The mission, which operated between 2005 and 2017, was led by Brazil. One of the commanders of the initiative was General Augusto Heleno, who later became a minister in the Bolsonaro government and is suspected of involvement in the coup acts of January 8. 

Chalmers recalled that, in addition to the political consequences, MINUSTAH was responsible for the abandonment of Haitian children, daughters of Brazilian soldiers, and for the cholera epidemic, a disease carried by Nepalese soldiers that killed around 40,000 people in the country.

“Some soldiers have even said that the Brazilian troops’ work in Haiti was training to reinforce repression and control of the favelas in São Paulo and Rio de Janeiro. I therefore hope that the current Brazilian government will understand this issue and allow the development of new cooperation that really takes into account the interests and will of the Haitian people,” he said.

Chalmers is a member of the Platform for the Alternative Development of Haiti (Papda), a coalition of popular organizations that has existed since 1995 and is fighting against neoliberal policies. The economist is one of Haiti’s leading intellectuals and political leaders and received Brasil de Fato for a joint interview with the Mexican newspaper La Jornada, in the country’s capital, Port-au-Prince.
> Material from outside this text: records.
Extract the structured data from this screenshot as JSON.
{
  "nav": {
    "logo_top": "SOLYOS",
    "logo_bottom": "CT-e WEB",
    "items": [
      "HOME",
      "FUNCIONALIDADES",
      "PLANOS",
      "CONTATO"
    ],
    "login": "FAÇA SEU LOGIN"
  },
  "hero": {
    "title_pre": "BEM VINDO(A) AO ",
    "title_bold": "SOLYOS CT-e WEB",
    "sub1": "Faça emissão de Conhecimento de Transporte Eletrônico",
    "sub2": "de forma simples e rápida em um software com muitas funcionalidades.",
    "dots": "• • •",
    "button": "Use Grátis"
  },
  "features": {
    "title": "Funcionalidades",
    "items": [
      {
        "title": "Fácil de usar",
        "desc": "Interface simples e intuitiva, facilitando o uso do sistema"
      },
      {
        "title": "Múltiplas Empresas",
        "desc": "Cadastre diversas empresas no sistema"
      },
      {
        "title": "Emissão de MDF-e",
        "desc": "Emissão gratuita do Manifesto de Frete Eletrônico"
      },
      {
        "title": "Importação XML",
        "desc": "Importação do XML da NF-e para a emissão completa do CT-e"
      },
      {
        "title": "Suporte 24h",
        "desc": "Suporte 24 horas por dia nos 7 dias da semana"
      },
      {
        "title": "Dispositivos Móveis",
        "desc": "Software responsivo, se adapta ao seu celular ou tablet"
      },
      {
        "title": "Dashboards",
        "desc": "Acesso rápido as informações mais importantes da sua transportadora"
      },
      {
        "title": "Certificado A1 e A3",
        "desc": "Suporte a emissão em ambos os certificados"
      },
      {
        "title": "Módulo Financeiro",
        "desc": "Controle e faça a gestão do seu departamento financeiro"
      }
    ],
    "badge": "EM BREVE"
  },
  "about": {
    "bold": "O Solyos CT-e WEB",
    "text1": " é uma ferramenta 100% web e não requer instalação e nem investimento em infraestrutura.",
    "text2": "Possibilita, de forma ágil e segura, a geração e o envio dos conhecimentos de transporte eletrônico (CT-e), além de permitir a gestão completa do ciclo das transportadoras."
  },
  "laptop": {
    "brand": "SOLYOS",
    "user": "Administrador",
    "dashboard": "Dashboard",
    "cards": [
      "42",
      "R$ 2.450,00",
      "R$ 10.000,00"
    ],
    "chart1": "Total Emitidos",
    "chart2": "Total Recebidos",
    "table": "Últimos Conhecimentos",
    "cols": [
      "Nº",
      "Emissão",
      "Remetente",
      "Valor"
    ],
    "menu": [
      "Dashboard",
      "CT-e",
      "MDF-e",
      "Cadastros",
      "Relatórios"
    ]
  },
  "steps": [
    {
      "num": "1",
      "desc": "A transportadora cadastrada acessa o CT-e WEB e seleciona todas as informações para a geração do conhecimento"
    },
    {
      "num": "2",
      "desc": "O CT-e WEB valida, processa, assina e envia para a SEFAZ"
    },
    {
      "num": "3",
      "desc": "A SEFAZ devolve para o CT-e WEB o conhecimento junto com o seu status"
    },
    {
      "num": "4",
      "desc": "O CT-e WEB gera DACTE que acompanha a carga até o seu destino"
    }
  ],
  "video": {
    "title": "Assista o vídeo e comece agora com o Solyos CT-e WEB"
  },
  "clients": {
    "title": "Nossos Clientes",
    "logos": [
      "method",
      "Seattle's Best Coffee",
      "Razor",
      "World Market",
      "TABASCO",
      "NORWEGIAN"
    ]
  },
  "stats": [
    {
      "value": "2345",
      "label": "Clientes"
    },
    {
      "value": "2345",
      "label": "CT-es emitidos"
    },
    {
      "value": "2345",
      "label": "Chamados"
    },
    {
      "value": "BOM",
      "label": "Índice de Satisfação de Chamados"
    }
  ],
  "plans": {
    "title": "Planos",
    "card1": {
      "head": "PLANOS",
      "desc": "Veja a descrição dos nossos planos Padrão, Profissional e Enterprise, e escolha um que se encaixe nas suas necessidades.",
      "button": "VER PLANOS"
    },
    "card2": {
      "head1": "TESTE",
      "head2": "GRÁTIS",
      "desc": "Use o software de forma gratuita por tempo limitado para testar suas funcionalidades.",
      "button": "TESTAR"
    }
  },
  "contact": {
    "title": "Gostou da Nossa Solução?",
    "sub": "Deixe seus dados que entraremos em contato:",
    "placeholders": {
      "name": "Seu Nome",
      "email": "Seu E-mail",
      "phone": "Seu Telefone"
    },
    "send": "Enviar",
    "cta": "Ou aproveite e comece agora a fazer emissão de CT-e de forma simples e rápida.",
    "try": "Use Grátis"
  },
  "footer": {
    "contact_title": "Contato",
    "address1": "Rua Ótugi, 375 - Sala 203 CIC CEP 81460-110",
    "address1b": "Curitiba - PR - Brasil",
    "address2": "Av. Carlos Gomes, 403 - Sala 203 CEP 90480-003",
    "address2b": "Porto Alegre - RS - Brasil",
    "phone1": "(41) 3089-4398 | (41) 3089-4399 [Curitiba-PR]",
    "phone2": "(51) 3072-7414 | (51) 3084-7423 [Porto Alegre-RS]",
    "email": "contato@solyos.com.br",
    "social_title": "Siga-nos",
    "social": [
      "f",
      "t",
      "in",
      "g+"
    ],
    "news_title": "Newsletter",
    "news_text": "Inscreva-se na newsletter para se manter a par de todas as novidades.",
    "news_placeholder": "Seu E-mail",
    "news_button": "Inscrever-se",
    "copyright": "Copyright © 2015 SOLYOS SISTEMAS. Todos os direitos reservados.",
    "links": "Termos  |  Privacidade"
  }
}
In the interview, he also spoke about the difficulty of integrating Haiti into Latin America and the Caribbean in political, economic and commercial terms. 

“We have incomplete integration,” he said. For Chalmers, Haiti has been isolated by other Latin American countries since the Haitian Revolution in 1804, but he considers the connection with the continent essential for the country’s development. “We should develop aggressive citizen diplomacy to link Haiti to the struggle of people of African descent in North America and across the continent.”

Chalmers also spoke about the Haitian people’s rejection of a new external intervention, the country’s educational difficulties and the importance of the Haitian Revolution for the direction of the continent. Read the full interview below:

Brasil de Fato: What is the Platform for the Alternative Development of Haiti (Papda) and what are its objectives?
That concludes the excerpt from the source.